Rep. Kirsten Engel (D–Tucson) said that she understands that asset forfeiture abuse occurs but—in the words of the Arizona Capitol Times—"she could not support such a change without also finding a way to ensure that counties have the money they need. She said the state is in no position to do that now, partly because it already has adopted a budget for the coming fiscal year and partly because the COVID-19 pandemic is going to slash anticipated state revenues by $1 billion or more." In other words, she wants to use civil forfeiture to finance police departments even if it means the disadvantaged get the blunt end of the stick.

Another lawmaker, Diego Rodriguez (D–Phoenix), said that the money from asset forfeiture proceedings also helps fund public defenders, so cutting that financial stream might cause county supervisors to cut funding for those offices. Paul Avelar, managing attorney for the Institute for Justice's Arizona office, tells Reason that asset forfeiture money does not, in fact, pay for public defenders in Arizona. Indeed, regulations around forfeiture funds actually prohibit the money from going to anybody but law enforcement.

Regardless, a revenue stream is a thoroughly abhorrent justification for taking people's property actually convicting them of a crime.

"That as in an indictment of the forfeiture process itself," Avelar says. "Due process does not turn on government funding. That's unconstitutional, insane, disgusting."

The Twitter account for Americans for Tax Reform (which endorsed S.B. 1556) bluntly responded to justifications like Engel's: "Theft is not okay just because the state budgeted around it."

Engel must have gotten the message that her argument wasn't flying. Today she reverted to the familiar claim that asset forfeiture helps punish the bad guys:

But of course, the reason that people have turned against civil asset forfeiture is because this claim turned out to be untrue. It's frequently not being used against criminals, because, in fact, hundreds of people being subjected to it in Arizona are never convicted of any crimes.

Engel's initial justification is a more accurate assessment of why civil forfeiture persists. A 2019 study from the Institute for Justice shows that the more financial stress a community is in, the more forfeiture revenue the police take. Every percentage point increase in a community's unemployment led to nearly a 10 percent increase in the number of assets seized.

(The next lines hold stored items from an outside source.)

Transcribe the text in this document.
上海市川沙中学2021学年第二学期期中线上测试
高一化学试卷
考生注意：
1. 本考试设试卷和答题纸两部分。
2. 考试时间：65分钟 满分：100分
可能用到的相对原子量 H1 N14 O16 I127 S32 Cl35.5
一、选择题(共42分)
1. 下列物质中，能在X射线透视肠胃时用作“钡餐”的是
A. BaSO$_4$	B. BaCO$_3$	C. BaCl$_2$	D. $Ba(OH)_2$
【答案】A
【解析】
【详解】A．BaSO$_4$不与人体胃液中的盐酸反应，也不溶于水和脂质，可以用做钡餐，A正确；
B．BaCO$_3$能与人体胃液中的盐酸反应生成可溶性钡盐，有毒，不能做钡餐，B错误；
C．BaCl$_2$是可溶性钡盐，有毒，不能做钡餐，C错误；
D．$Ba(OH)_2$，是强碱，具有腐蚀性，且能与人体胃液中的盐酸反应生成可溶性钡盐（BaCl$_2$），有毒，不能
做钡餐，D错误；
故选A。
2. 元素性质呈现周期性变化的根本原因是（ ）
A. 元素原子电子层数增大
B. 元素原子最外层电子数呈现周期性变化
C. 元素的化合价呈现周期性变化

During the last recession, asset forfeiture revenues skyrocketed as municipal revenues dropped in some cities and towns.

Did the forfeitures help control crime at the same time? Nope: The Institute for Justice's report also found that asset forfeiture did not reduce either crime or drug use.

Lauren Krisai, a senior policy analyst at Justice Action Network, was frustrated by the bill's strange defeat.

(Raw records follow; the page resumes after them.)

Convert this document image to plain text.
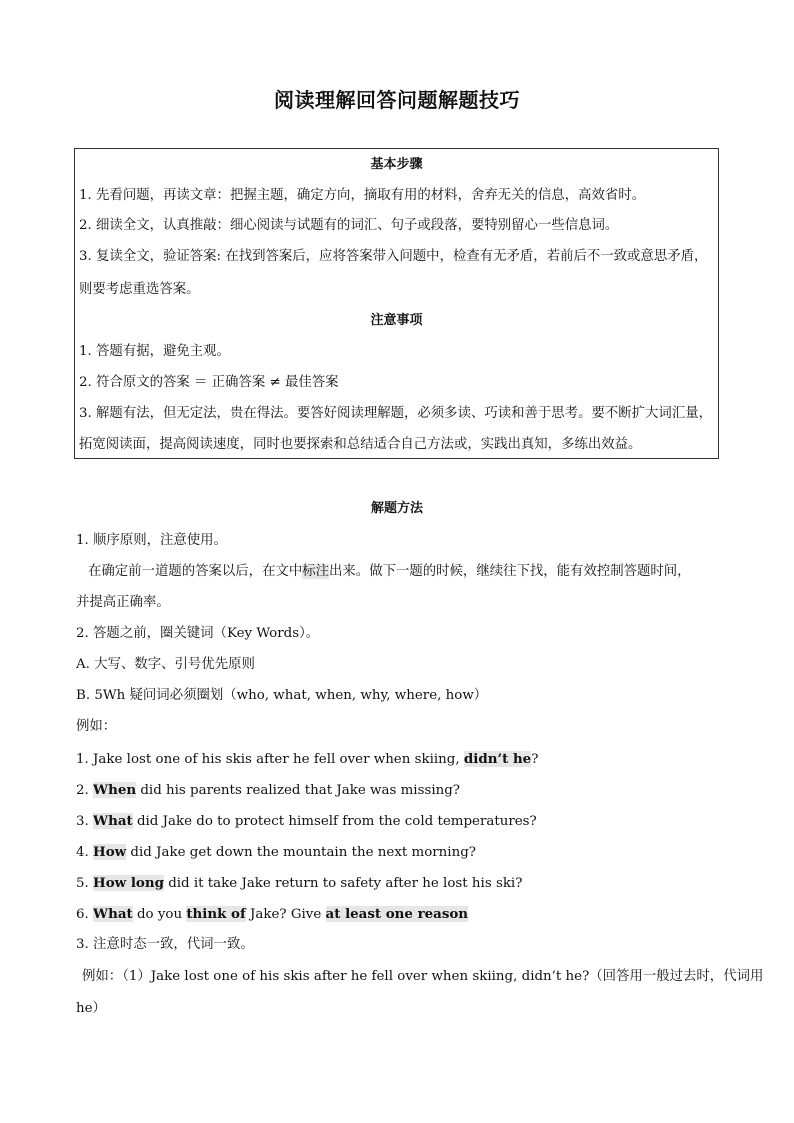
阅读理解回答问题解题技巧
基本步骤
1. 先看问题，再读文章：把握主题，确定方向，摘取有用的材料，舍弃无关的信息，高效省时。
2. 细读全文，认真推敲：细心阅读与试题有的词汇、句子或段落，要特别留心一些信息词。
3. 复读全文，验证答案: 在找到答案后，应将答案带入问题中，检查有无矛盾，若前后不一致或意思矛盾，
则要考虑重选答案。
注意事项
1. 答题有据，避免主观。
2. 符合原文的答案 ＝ 正确答案 ≠ 最佳答案
3. 解题有法，但无定法，贵在得法。要答好阅读理解题，必须多读、巧读和善于思考。要不断扩大词汇量，
拓宽阅读面，提高阅读速度，同时也要探索和总结适合自己方法或，实践出真知，多练出效益。
解题方法
1. 顺序原则，注意使用。
在确定前一道题的答案以后，在文中标注出来。做下一题的时候，继续往下找，能有效控制答题时间，
并提高正确率。
2. 答题之前，圈关键词（Key Words）。
A. 大写、数字、引号优先原则
B. 5Wh 疑问词必须圈划（who, what, when, why, where, how）
例如：
1. Jake lost one of his skis after he fell over when skiing, didn’t he?
2. When did his parents realized that Jake was missing?
3. What did Jake do to protect himself from the cold temperatures?
4. How did Jake get down the mountain the next morning?
5. How long did it take Jake return to safety after he lost his ski?
6. What do you think of Jake? Give at least one reason
3. 注意时态一致，代词一致。
例如：（1）Jake lost one of his skis after he fell over when skiing, didn’t he?（回答用一般过去时，代词用
he）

"It's disappointing that House Democrats put petty politics over good policy that they actually agree with," Krisai says. "This bill would have protected the most vulnerable Arizonans from having their property seized without due process. That's something that you'd think both parties would agree to. "

After killing the bill, the House adjourned for the session. So the vote cannot be reconsidered. The legislation will have to be reintroduced next term.